The Duke Spirit video, the idea for that came very quickly which was very unusual for me. I got sent a track and got sent some press photos of the band. One of them was a photo taken during their live shoot. There was something about the picture, it just had the lead singer at the front and she has this incredible bleached blonde hair and the way it was lit made it look like it was some sort of beam of light. So I just went with that and thought about how I could incorporate that into a video where she would appear as various streaks and beams of light that come across different landscapes and different little scenes. Actually for my standards the budget was not that bad but for the idea I wanted to do everything in camera so that you had the beam of light which was her hair actually set within an interior setting or a landscape setting that we could build, but we didn’t have the money to do it so I settled for doing the hair for real but creating the background in CG. Even though, if I feel there isn’t really enough money to pull off an idea I just kind of go ahead and do it anyway because when you come up with an idea you just want to do it. You don’t want to think we can’t do it, we don’t have the money, maybe next time, or leave it for another one. Let’s just do it anyway and see what happens.

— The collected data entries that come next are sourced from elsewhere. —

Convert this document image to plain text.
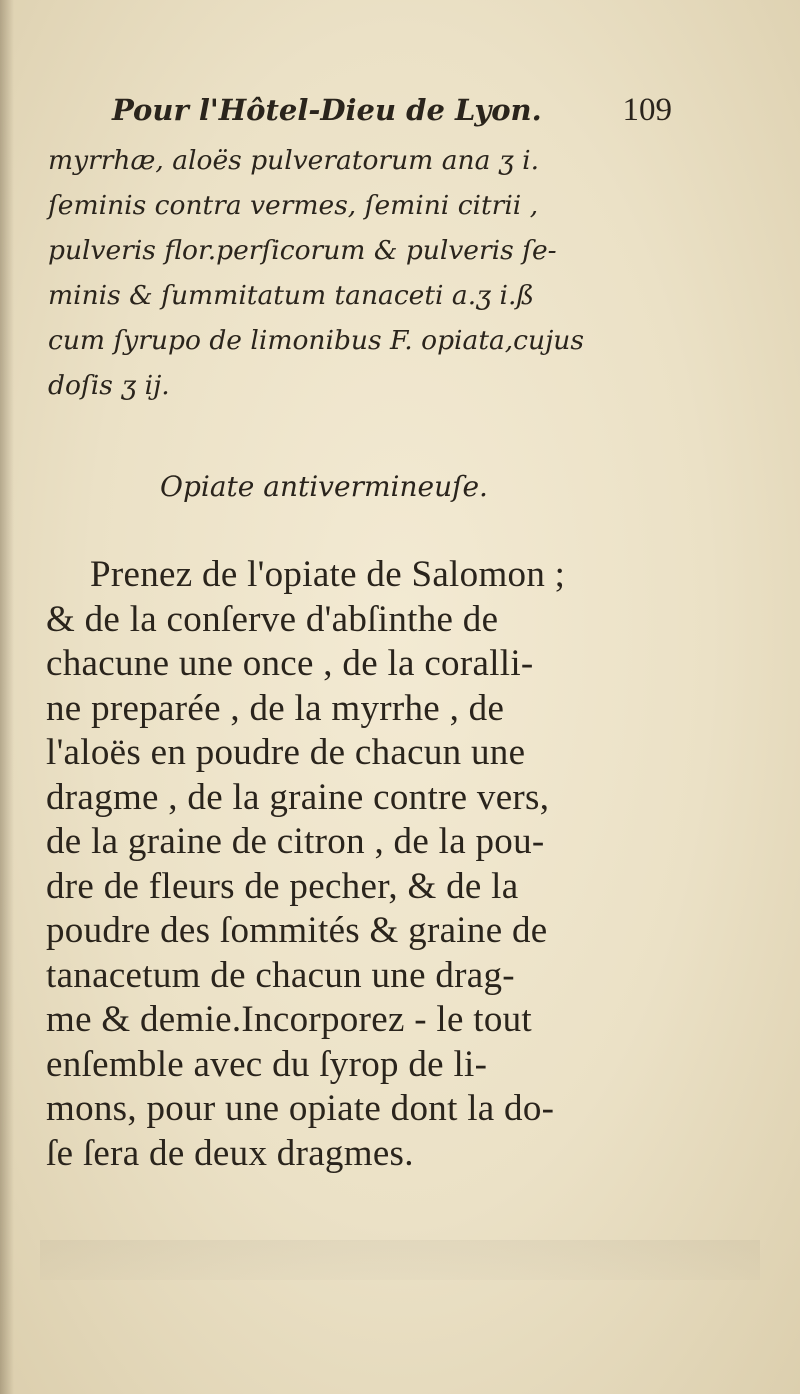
Pour l'Hôtel-Dieu de Lyon. 109
myrrhæ, aloës pulveratorum ana ʒ i.
ſeminis contra vermes, ſemini citrii ,
pulveris flor.perſicorum & pulveris ſe-
minis & ſummitatum tanaceti a.ʒ i.ß
cum ſyrupo de limonibus F. opiata,cujus
doſis ʒ ij.
Opiate antivermineuſe.
Prenez de l'opiate de Salomon ;
& de la conſerve d'abſinthe de
chacune une once , de la coralli-
ne preparée , de la myrrhe , de
l'aloës en poudre de chacun une
dragme , de la graine contre vers,
de la graine de citron , de la pou-
dre de fleurs de pecher, & de la
poudre des ſommités & graine de
tanacetum de chacun une drag-
me & demie.Incorporez - le tout
enſemble avec du ſyrop de li-
mons, pour une opiate dont la do-
ſe ſera de deux dragmes.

VIDEO: The Duke Spirit ‘Cuts Across The Land’

N.B Woof Wan Bau is holding a cigarette throughout this section of the interview. If you do not wish to show this on screen you can skip this section of the interview (the DVD is in chapters and skipping to the next track will miss this section of the interview and the video that follows it).

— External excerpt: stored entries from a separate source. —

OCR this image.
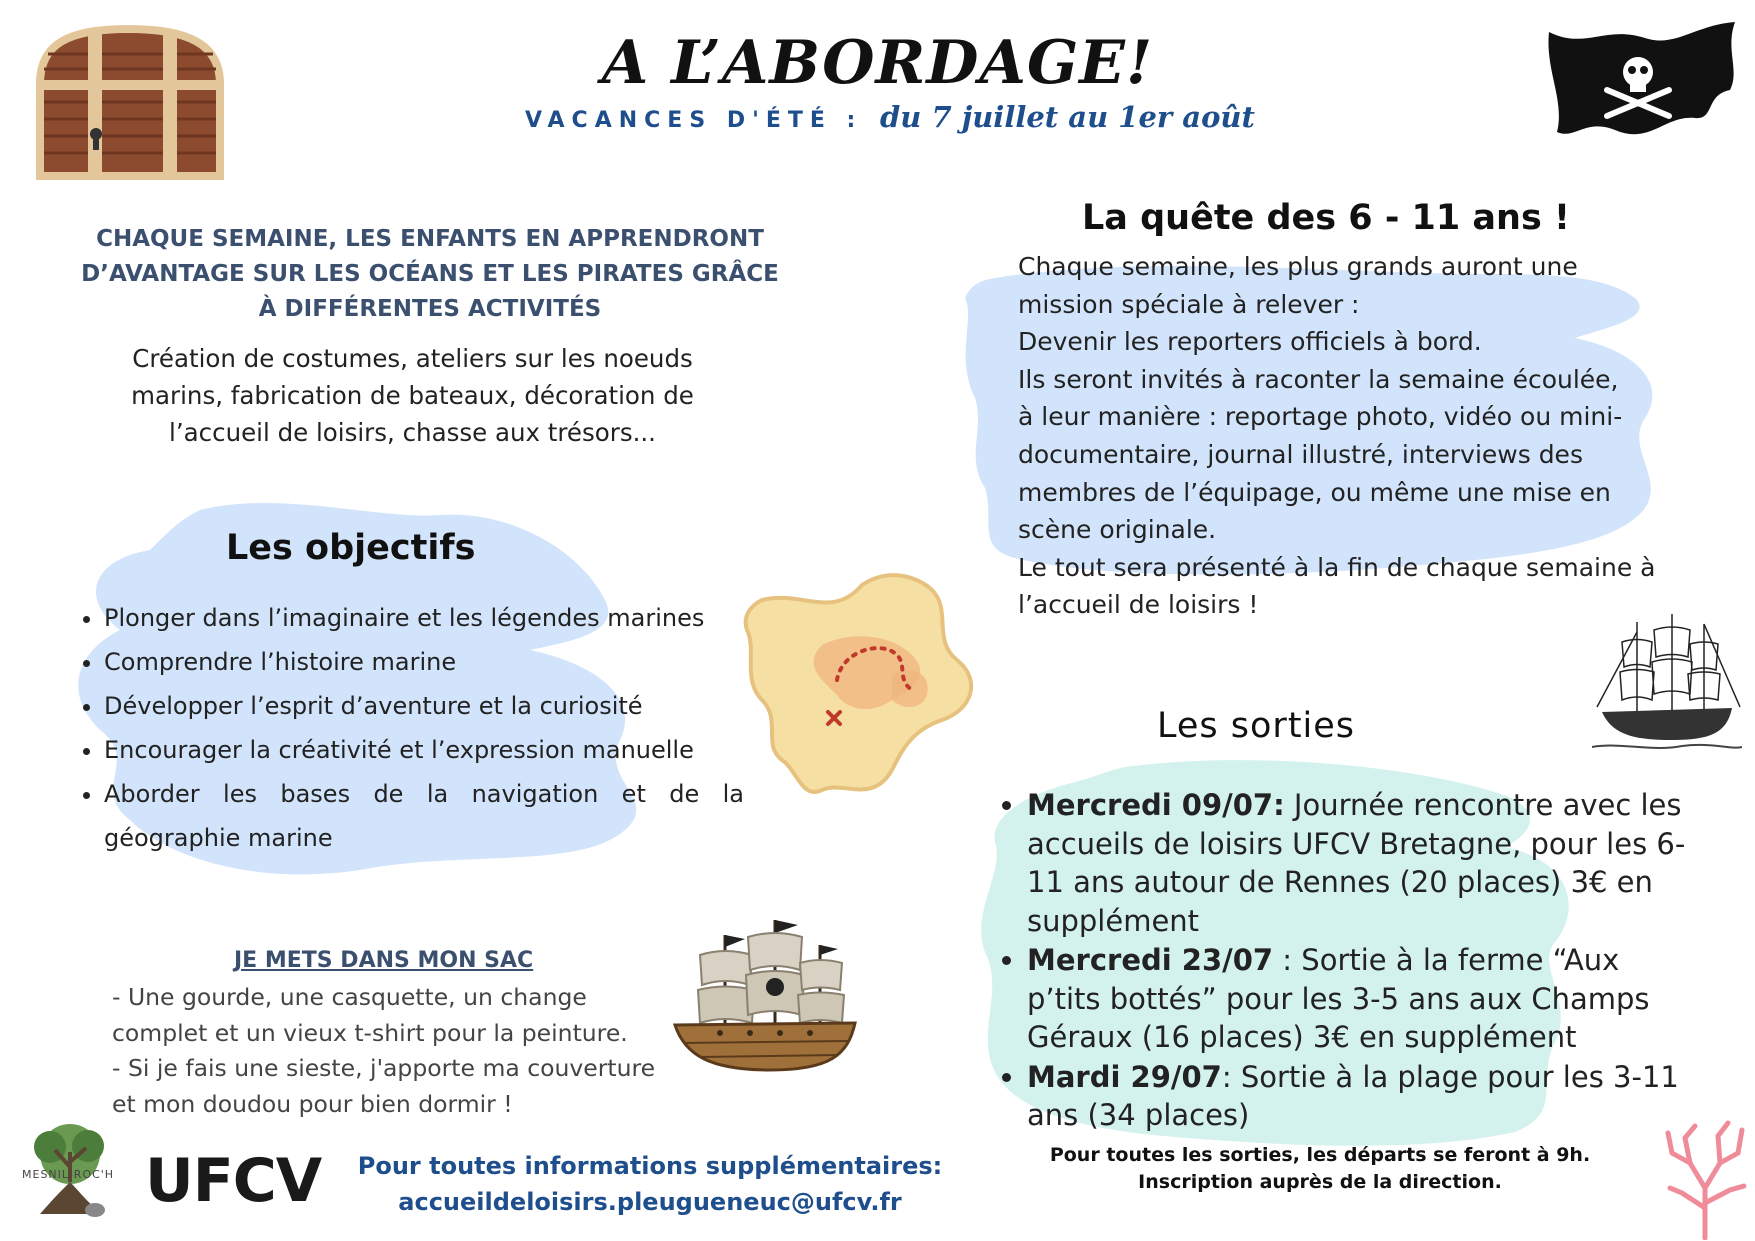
A L’ABORDAGE!
VACANCES D'ÉTÉ : du 7 juillet au 1er août
CHAQUE SEMAINE, LES ENFANTS EN APPRENDRONT D’AVANTAGE SUR LES OCÉANS ET LES PIRATES GRÂCE À DIFFÉRENTES ACTIVITÉS
Création de costumes, ateliers sur les noeuds marins, fabrication de bateaux, décoration de l’accueil de loisirs, chasse aux trésors...
Les objectifs
• Plonger dans l’imaginaire et les légendes marines
• Comprendre l’histoire marine
• Développer l’esprit d’aventure et la curiosité
• Encourager la créativité et l’expression manuelle
• Aborder les bases de la navigation et de la géographie marine
La quête des 6 - 11 ans !
Chaque semaine, les plus grands auront une
mission spéciale à relever :
Devenir les reporters officiels à bord.
Ils seront invités à raconter la semaine écoulée,
à leur manière : reportage photo, vidéo ou mini-
documentaire, journal illustré, interviews des
membres de l’équipage, ou même une mise en
scène originale.
Le tout sera présenté à la fin de chaque semaine à
l’accueil de loisirs !
Les sorties
• Mercredi 09/07: Journée rencontre avec les accueils de loisirs UFCV Bretagne, pour les 6-11 ans autour de Rennes (20 places) 3€ en supplément
• Mercredi 23/07 : Sortie à la ferme “Aux p’tits bottés” pour les 3-5 ans aux Champs Géraux (16 places) 3€ en supplément
• Mardi 29/07: Sortie à la plage pour les 3-11 ans (34 places)
Pour toutes les sorties, les départs se feront à 9h. Inscription auprès de la direction.
JE METS DANS MON SAC
- Une gourde, une casquette, un change complet et un vieux t-shirt pour la peinture.
- Si je fais une sieste, j'apporte ma couverture et mon doudou pour bien dormir !
MESNIL-ROC'H UFCV	Pour toutes informations supplémentaires:
accueildeloisirs.pleugueneuc@ufcv.fr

The Mogwai video was a really wide open brief. Again it was a very small budget and quite a tight schedule. The problem with doing animation with tight schedules is a lot of people seem to think that because of the fact its so readily available in terms of what you see in music videos these days, it’s so ubiquitous that people think it can just happen like that. In actual fact it is a really time consuming thing. Especially with animation I feel like if I’m going to do it then I want to do it, try and do it as well as I can and when the schedules are so tight I tend to pitch a live action idea. So that’s probably the reason why I did a string of live action videos as apposed to animation ones. The Mogwai one, again it was quite an evocative title ‘The Friend of the Night’ which is always helpful actually to have a title to think about, just something to go on. It’s quite difficult, although it is nice to have quite and open brief it’s quite a difficult process where you’re pitching on something like that because it becomes a bit of a gamble. You never really know what the band are going to like or what they want to do with the track. So I went with the title and I don’t really know where the idea came from, I just thought it would be nice to tell some sort of cyclical story with a very still sequence of events that are somehow linked together.

I still plan to continue doing music videos. I will continue to do them as long as people want me to make them. To be honest I think most, especially in the music video industry people see my kind of videos as the viable option for a lot of the bands that do have the big budgets and things like that, which doesn’t bother me. It’s fine. I do what I do so I can’t really give them anymore. So long as someone wants me to make them I’ll make them, but I won’t go out of my way to put lots of girls in bikinis or do crazy slick editing or whatever. It’s not something that appeals to me that much. It’s not something I’m desparately wanting to do and if that means I do an occasional video for an independent label then that’s fine. So long as it’s something that’s going to be fun for me and fun for whoever else is involved, then I’ll keep doing them.